Research offers new perspective on sexual labour in ancient Greece

Allison Glazebrook’s latest book explores the marginalization of sex labourers in the ancient Greek world.

When the Professor in Brock’s Department of Classics and Archaeology was writing Sexual Labor in the Athenian Courts, she wanted to look at “how complex sexual labour was and how it connected with Athenian society in general.”

“There is a tendency for sexual labour in Greek society to be somewhat reduced to the hetaira versus the pornai, with an autonomous, witty independent woman who benefits from her sexual labour at one end of the spectrum and an enslaved person at the other end,” Glazebrook says.

Her previous work on sexual labour in ancient Greece has explored its diversity, organization and social history. For this book, she wanted to look at how sexual labour was represented in Athenian law courts.

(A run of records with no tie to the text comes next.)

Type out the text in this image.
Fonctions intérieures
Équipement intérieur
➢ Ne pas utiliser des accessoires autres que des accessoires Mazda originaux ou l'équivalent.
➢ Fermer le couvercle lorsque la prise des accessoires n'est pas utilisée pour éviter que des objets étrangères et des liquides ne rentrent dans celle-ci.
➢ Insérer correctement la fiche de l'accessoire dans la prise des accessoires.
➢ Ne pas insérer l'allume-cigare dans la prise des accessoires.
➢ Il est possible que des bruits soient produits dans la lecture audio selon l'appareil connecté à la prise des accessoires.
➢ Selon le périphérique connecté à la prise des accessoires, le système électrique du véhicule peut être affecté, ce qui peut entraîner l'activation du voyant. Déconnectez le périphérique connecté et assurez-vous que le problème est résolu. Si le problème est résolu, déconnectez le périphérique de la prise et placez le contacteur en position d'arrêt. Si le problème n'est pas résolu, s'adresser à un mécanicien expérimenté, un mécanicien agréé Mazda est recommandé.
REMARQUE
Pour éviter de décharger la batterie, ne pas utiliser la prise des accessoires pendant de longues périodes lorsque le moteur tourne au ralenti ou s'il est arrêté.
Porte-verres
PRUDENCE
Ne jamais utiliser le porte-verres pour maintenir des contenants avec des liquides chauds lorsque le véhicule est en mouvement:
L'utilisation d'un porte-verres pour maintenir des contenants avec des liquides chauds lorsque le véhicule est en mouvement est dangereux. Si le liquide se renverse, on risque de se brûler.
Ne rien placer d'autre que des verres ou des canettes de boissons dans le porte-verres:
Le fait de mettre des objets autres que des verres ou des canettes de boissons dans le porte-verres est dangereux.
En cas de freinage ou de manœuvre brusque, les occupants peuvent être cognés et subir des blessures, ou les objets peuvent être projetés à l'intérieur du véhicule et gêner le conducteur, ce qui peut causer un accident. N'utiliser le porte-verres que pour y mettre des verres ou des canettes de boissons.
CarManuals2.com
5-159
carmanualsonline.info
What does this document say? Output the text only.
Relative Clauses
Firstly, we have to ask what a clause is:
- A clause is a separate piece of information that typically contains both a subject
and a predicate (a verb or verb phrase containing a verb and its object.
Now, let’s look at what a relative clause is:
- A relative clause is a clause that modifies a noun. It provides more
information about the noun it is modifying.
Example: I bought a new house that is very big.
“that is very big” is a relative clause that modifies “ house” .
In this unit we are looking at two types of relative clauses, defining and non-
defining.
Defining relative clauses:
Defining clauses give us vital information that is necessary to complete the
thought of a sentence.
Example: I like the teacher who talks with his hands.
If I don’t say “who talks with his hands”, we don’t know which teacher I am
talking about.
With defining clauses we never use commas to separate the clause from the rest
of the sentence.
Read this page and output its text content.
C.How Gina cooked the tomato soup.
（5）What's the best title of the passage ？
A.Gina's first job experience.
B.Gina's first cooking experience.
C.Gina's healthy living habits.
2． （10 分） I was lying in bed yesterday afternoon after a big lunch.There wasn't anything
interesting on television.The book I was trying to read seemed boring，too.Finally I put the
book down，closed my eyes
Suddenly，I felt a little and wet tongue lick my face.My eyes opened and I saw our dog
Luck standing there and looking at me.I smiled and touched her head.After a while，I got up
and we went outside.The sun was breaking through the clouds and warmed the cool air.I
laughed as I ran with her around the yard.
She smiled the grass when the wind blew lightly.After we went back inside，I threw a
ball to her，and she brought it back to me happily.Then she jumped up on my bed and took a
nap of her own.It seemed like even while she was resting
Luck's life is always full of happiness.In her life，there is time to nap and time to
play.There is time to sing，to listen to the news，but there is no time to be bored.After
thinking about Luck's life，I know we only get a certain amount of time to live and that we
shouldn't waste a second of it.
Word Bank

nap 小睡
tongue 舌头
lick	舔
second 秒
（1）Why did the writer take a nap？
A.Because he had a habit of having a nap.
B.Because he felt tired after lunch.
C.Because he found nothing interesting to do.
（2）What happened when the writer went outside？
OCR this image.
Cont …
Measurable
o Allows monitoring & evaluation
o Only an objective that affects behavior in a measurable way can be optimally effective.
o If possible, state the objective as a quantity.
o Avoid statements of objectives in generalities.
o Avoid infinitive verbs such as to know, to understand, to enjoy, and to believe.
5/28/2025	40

“The law courts are a specific context, where the orator is trying to persuade people to his cause or position,” says Glazebrook. “Sexual labour appears in law speeches in the context of dealing with children, marriage and inheritance.”

While the representation of sexual labour in the legal speeches was based in fact, it also problematized issues connected with family, city, citizenship, sexuality, gender and the body. The speeches often emphasized issues of payment for sex labour and slavery.

Athenian citizenship came with a lot of rights, and Athenians were very protective of that. While sexual labour wasn’t illegal, citizens who engaged in it could expect some restrictions on their citizen privileges, such as being discouraged from speaking in the assembly or marrying.

Glazebrook’s research found that discussion of sexual labour in the law court speeches was associated with various anxieties around social institutions, particularly around citizenship.

“Anxiety about women, enslaved people and non-Athenians all come together in the sex labourer, who could belong to all three identities,” she says. “In talking about the sex labourer, the orators could draw on discourses and highlight concerns with these other groups in the household, family and city and so on.”

Glazebrook’s research found the orators were exploiting their society’s anxieties about children’s legitimacy for citizenship and inheritance. One’s legitimacy as an Athenian citizen depended on the fulfilment of particular obligations and the witness of other citizens. Orators take this anxiety and put it on a particular group, says Glazebrook.

“Sex labourers are seen as creating a risk for the Athenian household,” she says. “We can see parallels between how it works in the orators and how we see sex labour work in any society. We take a particular group in a society and put our anxieties and tensions on them to create unity.”